Welcome

Welcome to this online version of the study guide for Introducing Multimodality. Here you will find full colour images from inside the book, an indexed glossary, extra links to online resources, and an additional section of key further reading for addressing the issue of ‘what next?’ after using the guide. Developed to support your understanding of multimodality and to help you to design your own multimodal study, you can use this site as a guide to reading the book and engaging with the issues raised by it, or as a standalone resource forming the basis for a short course.

The study guide is designed to help you to:

  • Engage critically with the notion of multimodality;
  • Recognize the similarities and differences in theoretical and methodological positions;
  • Identify and describe how multimodality has been taken up in systemic functional linguistics, social semiotics and conversation analysis;
  • Reflect on the potentialities and challenges of frameworks that adopt multimodal concepts in combination with other methods;
  • Assess the quality of multimodal research, notably aptness of fit between research questions, theories and methods in multimodality;
  • Engage critically with the process of designing a multimodal study and support you to design your own multimodal study.

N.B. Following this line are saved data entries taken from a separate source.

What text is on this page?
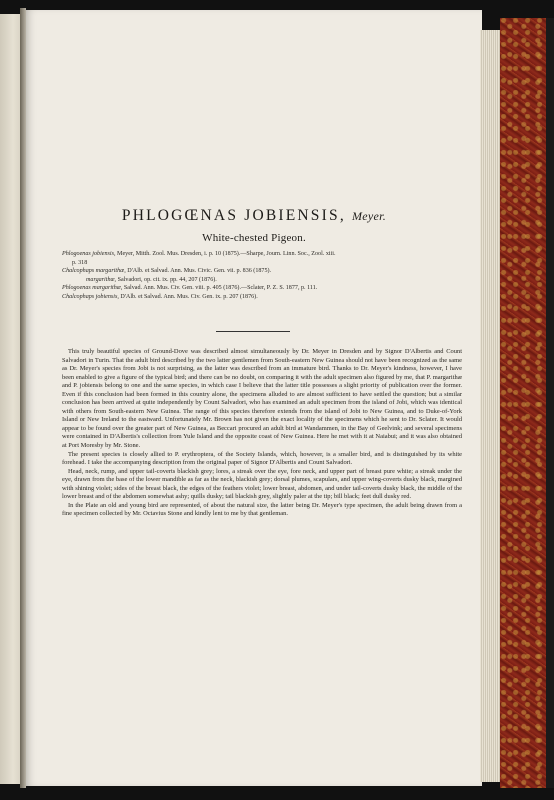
PHLOGŒNAS JOBIENSIS, Meyer.
White-chested Pigeon.
Phlogoenas jobiensis, Meyer, Mitth. Zool. Mus. Dresden, i. p. 10 (1875).—Sharpe, Journ. Linn. Soc., Zool. xiii.
p. 318
Chalcophaps margarithæ, D'Alb. et Salvad. Ann. Mus. Civic. Gen. vii. p. 836 (1875).
margarithæ, Salvadori, op. cit. ix. pp. 44, 207 (1876).
Phlogoenas margarithæ, Salvad. Ann. Mus. Civ. Gen. viii. p. 405 (1876).—Sclater, P. Z. S. 1877, p. 111.
Chalcophaps jobiensis, D'Alb. et Salvad. Ann. Mus. Civ. Gen. ix. p. 207 (1876).

This truly beautiful species of Ground-Dove was described almost simultaneously by Dr. Meyer in Dresden and by Signor D'Albertis and Count Salvadori in Turin. That the adult bird described by the two latter gentlemen from South-eastern New Guinea should not have been recognized as the same as Dr. Meyer's species from Jobi is not surprising, as the latter was described from an immature bird. Thanks to Dr. Meyer's kindness, however, I have been enabled to give a figure of the typical bird; and there can be no doubt, on comparing it with the adult specimen also figured by me, that P. margarithæ and P. jobiensis belong to one and the same species, in which case I believe that the latter title possesses a slight priority of publication over the former. Even if this conclusion had been formed in this country alone, the specimens alluded to are almost sufficient to have settled the question; but a similar conclusion has been arrived at quite independently by Count Salvadori, who has examined an adult specimen from the island of Jobi, which was identical with others from South-eastern New Guinea. The range of this species therefore extends from the island of Jobi to New Guinea, and to Duke-of-York Island or New Ireland to the eastward. Unfortunately Mr. Brown has not given the exact locality of the specimens which he sent to Dr. Sclater. It would appear to be found over the greater part of New Guinea, as Beccari procured an adult bird at Wandammen, in the Bay of Geelvink; and several specimens were contained in D'Albertis's collection from Yule Island and the opposite coast of New Guinea. Here he met with it at Naiabui; and it was also obtained at Port Moresby by Mr. Stone.

The present species is closely allied to P. erythroptera, of the Society Islands, which, however, is a smaller bird, and is distinguished by its white forehead. I take the accompanying description from the original paper of Signor D'Albertis and Count Salvadori.

Head, neck, rump, and upper tail-coverts blackish grey; lores, a streak over the eye, fore neck, and upper part of breast pure white; a streak under the eye, drawn from the base of the lower mandible as far as the neck, blackish grey; dorsal plumes, scapulars, and upper wing-coverts dusky black, margined with shining violet; sides of the breast black, the edges of the feathers violet; lower breast, abdomen, and under tail-coverts dusky black, the middle of the lower breast and of the abdomen somewhat ashy; quills dusky; tail blackish grey, slightly paler at the tip; bill black; feet dull dusky red.

In the Plate an old and young bird are represented, of about the natural size, the latter being Dr. Meyer's type specimen, the adult being drawn from a fine specimen collected by Mr. Octavius Stone and kindly lent to me by that gentleman.
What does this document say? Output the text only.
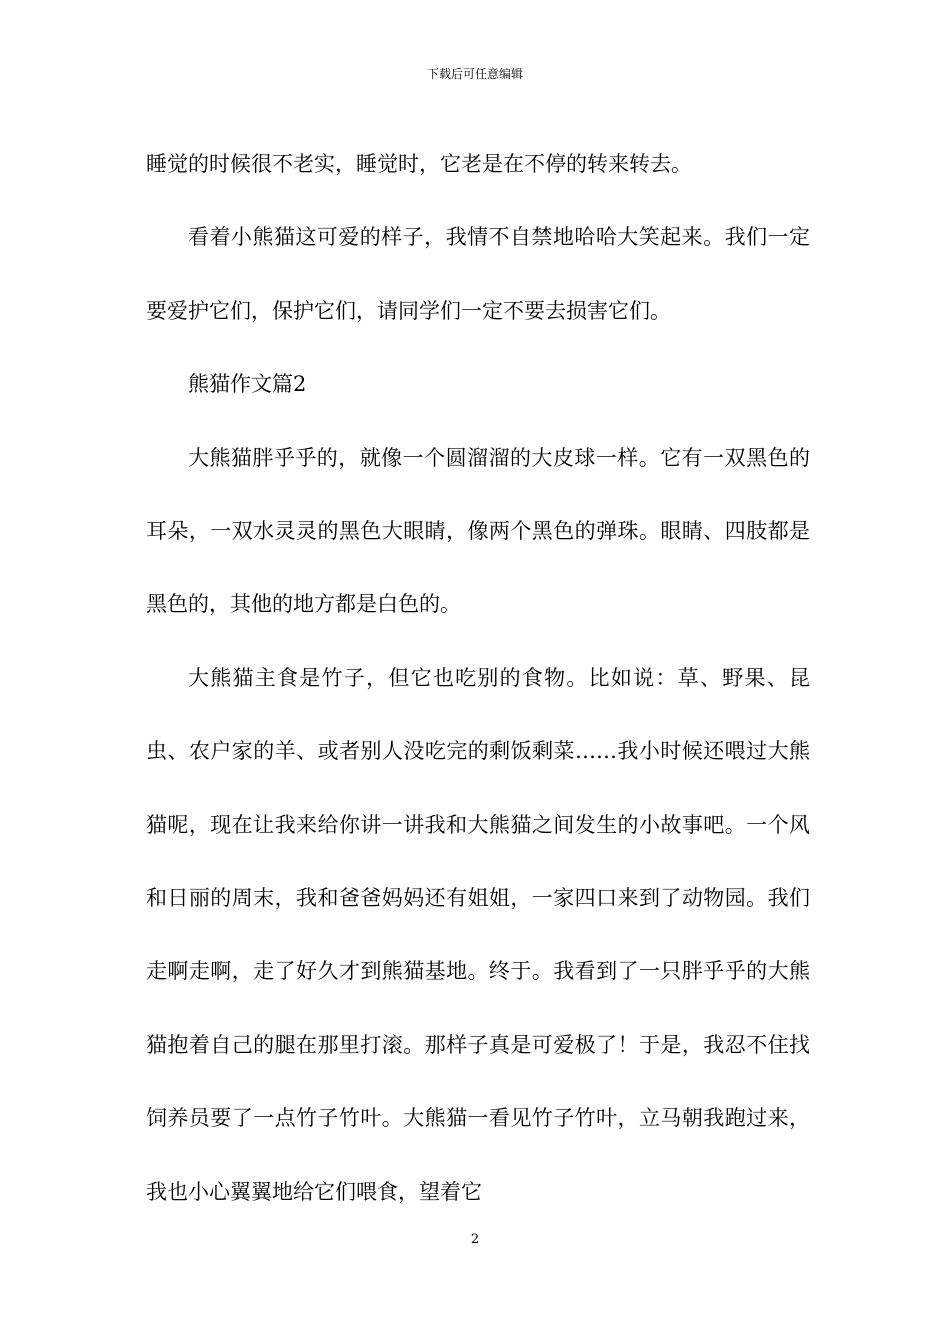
下载后可任意编辑

睡觉的时候很不老实，睡觉时，它老是在不停的转来转去。

看着小熊猫这可爱的样子，我情不自禁地哈哈大笑起来。我们一定要爱护它们，保护它们，请同学们一定不要去损害它们。

熊猫作文篇2

大熊猫胖乎乎的，就像一个圆溜溜的大皮球一样。它有一双黑色的耳朵，一双水灵灵的黑色大眼睛，像两个黑色的弹珠。眼睛、四肢都是黑色的，其他的地方都是白色的。

大熊猫主食是竹子，但它也吃别的食物。比如说：草、野果、昆虫、农户家的羊、或者别人没吃完的剩饭剩菜……我小时候还喂过大熊猫呢，现在让我来给你讲一讲我和大熊猫之间发生的小故事吧。一个风和日丽的周末，我和爸爸妈妈还有姐姐，一家四口来到了动物园。我们走啊走啊，走了好久才到熊猫基地。终于。我看到了一只胖乎乎的大熊猫抱着自己的腿在那里打滚。那样子真是可爱极了！于是，我忍不住找饲养员要了一点竹子竹叶。大熊猫一看见竹子竹叶，立马朝我跑过来，我也小心翼翼地给它们喂食，望着它

2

How to use this self-study guide

The study guide consists of seven units. Each unit is a study companion to its corresponding chapter in this book:

Unit 1. Accompanies Chapter 1, Navigating a diverse field, and is designed to help you to engage critically with the notion of multimodality, assess the centrality of multimodality in a study, and position yourself in the diverse field of multimodality.

Unit 2. Accompanies Chapter 2, Why engage with multimodality?, and is designed to help you to interrogate the notion of multimodality, and to make a case for engaging with multimodality.

Unit 3. Accompanies Chapter 3, Systemic functional linguistics (SFL), and is designed to help you to get to grips with how multimodality has been taken up in SFL, to familiarize yourself with its key principles and concepts, and to try out some basic SFL methods of analysis.

Unit 4. Accompanies Chapter 4, Social semiotics, and is designed to help you to explore with a social semiotic approach to multimodality, to familiarize yourself with its key principles and concepts and to try out some basic social semiotic analytical methods.

Unit 5. Accompanies Chapter 5, Conversation analysis (CA), and is designed to help you to understand how multimodality has been taken into CA, to familiarize yourself with the key principles and concepts of CA and to try out some basic CA methods of transcription and analysis.

Unit 6. Accompanies Chapter 6, Five more approaches to multimodality, and is designed to help you to engage with the possibilities for combining multimodal approaches with other methods, to consider the potentials and limitations of doing so, and to familiarize yourself with five such approaches.

Unit 7. Accompanies Chapter 7, Designing a multimodal study, and is designed to help you design a multimodal study and to walk you through the key aspects of that process: from reflecting on the most apt approach for your study, clarifying your research focus and questions, collecting research materials, assessing methods of transcription, to the ethical considerations of multimodal research.

Each unit sets out a clear learning objective and what it will help you to do. All units include:

  • A chapter overview, with chapter topics and summary
  • A set of study questions
  • Exercises
  • Tips
  • Suggested resources

It is suggested that you work through the self-study guide units in order and read the accompanying chapter as you tackle each unit. The guide also includes a summary of tips for designing your own study, recommended general further reading and a glossary of terms.